LoqiRoam · 旅日記
看板の先で、町の向きが変わる
駅前から資料館、森、農園、城跡、直売所、震災遺構を経て、四方山の展望台へ。山元町の歴史と食と記憶を道順でつないだ。
山下の出発点では、駅前の道がどこへ続くのかを確かめるように歩き始めた。役場の敷地にある資料館で、飛鳥時代の線刻壁画に鳥や人らしい線を見つけると、足元の道にも見えない時間が重なっている気がした。そこから山寺の森へ寄り道し、芝生や遊び場の案内を眺めながら、歴史を考える頭をいったん風に預けた。いちご農園のカフェでは、季節の甘さが町の産業をそのまま語っていた。坂元では城跡の神社へ上り、駅前の直売所でいちごやりんご、ホッキ貝の表示を読む。海側の中浜小学校では、曲がった窓枠や階段の意味を急がず考えた。最後は四方山へ向かい、太平洋と蔵王を同時に眺める。駅から始まった散歩は、ひとつの場所を巡る旅ではなく、看板と小道が町の向きを教えてくれる旅になった。
この旅の足跡
- 約1400年前の鳥や人や家の図柄が残る線刻壁画を、実物のまま間近で見られる。静かな展示室なのに、壁の小さな線が町の時間を急に遠くへ連れていく。
- リニューアルされた森には芝生広場、BMXコース、そり滑り、じゃぶじゃぶ池まである。山の麓の案内板を見ていると、散歩が少し遊びに変わるのが面白い。
- 完熟いちごを使うカフェと直売の案内が、ハウスのそばで旅人を甘い方向へ誘う。季節の果物を眺めていると、山元の道が食べ物の地図にも見えてくる。
- 杉の気配が濃い境内は、蓑首城本丸跡に建つ坂元神社という二重の読み方ができる。坂を上って振り返ると、神社の静けさと城跡の防御感が重なって見えた。
- 坂元駅のすぐ隣に、いちご、りんご、ホッキ貝、加工品が並ぶ直売所がある。駅と市場が一枚の風景に収まっていて、看板の品名だけでも町の輪郭が伝わる。

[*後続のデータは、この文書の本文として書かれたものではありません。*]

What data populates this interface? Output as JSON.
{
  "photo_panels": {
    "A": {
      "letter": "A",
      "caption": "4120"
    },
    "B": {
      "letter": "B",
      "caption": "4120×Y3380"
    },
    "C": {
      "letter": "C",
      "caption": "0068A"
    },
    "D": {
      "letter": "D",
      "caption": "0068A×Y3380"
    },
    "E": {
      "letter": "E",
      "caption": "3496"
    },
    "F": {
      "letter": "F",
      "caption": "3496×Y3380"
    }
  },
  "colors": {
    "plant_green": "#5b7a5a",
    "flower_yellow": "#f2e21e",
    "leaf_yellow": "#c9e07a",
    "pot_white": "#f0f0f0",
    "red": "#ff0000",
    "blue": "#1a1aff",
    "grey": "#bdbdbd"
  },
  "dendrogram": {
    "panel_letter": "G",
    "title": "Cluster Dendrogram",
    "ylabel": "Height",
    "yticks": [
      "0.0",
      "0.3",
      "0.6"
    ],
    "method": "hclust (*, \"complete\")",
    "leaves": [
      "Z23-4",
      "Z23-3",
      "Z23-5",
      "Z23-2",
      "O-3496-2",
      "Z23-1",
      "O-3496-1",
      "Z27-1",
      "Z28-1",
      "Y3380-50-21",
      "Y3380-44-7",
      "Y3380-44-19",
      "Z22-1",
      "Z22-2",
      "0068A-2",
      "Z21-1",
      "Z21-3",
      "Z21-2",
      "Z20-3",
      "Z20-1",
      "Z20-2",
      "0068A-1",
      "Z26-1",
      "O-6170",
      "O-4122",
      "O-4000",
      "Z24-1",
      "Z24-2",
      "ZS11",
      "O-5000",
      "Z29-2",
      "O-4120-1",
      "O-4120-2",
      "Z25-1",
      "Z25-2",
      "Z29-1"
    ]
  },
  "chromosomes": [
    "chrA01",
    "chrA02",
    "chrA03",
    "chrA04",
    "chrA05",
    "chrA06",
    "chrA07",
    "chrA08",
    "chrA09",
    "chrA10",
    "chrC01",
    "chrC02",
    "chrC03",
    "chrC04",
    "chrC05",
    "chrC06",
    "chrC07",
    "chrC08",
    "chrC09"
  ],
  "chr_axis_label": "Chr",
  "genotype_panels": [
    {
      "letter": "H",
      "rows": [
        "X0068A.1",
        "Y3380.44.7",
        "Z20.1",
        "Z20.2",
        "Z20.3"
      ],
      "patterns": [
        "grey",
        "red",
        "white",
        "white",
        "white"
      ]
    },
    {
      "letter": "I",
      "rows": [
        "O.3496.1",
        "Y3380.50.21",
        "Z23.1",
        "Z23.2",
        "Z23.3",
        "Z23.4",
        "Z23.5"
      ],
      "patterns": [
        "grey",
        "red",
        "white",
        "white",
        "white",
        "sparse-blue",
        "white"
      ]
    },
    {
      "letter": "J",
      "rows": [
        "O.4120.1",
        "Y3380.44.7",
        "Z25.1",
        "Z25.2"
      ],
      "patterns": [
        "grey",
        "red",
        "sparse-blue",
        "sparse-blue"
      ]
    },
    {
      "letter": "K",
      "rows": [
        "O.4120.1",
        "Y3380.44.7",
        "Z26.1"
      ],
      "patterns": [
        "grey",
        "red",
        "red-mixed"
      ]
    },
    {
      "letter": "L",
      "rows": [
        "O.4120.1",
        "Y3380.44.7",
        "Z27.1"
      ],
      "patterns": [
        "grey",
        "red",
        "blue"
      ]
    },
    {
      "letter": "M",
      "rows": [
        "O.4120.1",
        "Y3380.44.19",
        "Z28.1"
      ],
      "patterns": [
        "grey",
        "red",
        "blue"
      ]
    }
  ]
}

- 海から約300メートルの校舎には、津波の痕跡を残したままの階段や歪んだ窓枠がある。なぜその向きなのかを問う案内が、見ることを考えることに変えていく。
- 標高272メートルの展望台から、東に太平洋、西に蔵王連峰を望める。細い山道の先で方角が一度に増え、今日見てきた海辺と山里がひとつの町に戻っていく。